Lou Thesz was more than a great pro wrestler, who was considered a world champion three times for a record 10 years, three months and nine days. Or, for his longevity in a tough if make-believe sport. Having turned pro in 1932, the 6-2, 225-pounder officially retired in 1979 but laced them up a time or two after that before one last hurrah in 1990 at age 74. Only Thesz and Abdullah the Butcher (born Lawrence Robert Shreve Jan. 11, 1941, in Windsor, Ontario, Canada) are recognized as having rassled over seven decades.
What really made Thesz different from the rest of the grunt-and-groan crowd, other than winning 936 matches in a row from 1948 to 1956, was his wrestling ability not to mention his attitude.
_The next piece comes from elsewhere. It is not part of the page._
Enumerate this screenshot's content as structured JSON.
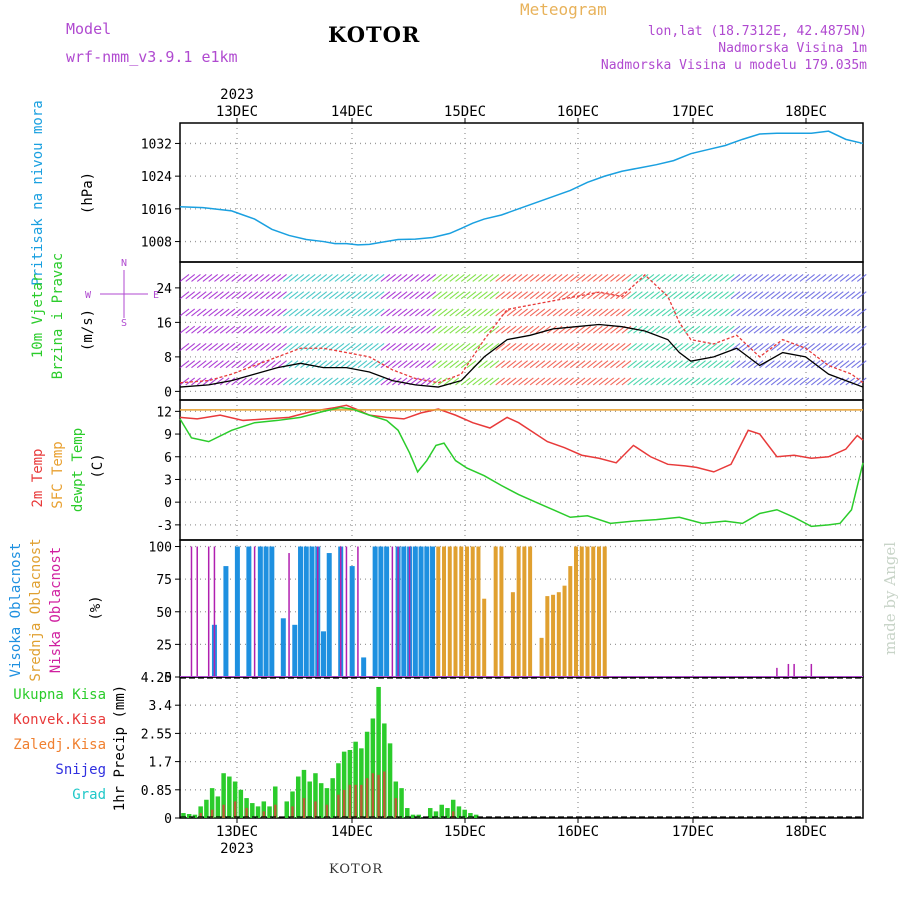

He was what they call in the business a “shooter,” meaning he tried to make the whole thing as real as possible. Thesz didn’t mind hurting opponents, especially those he didn’t like.
For sure, he didn’t like what modern-day rasslin’ had become since Vince McMahon’s World Wrestling Entertainment became dominant. “It’s choreographed tumbling … with no dignity,” Thesz was quoted as saying. “ I was a wrestler … not a clown.” He spent most of his later life living in Newport News, and I was asked to talk to him but decided to wait. Thesz had moved to Orlando, Fla., when he died in 2002, the result of triple-bypass surgery. He was 86, which was very old for someone in his given profession.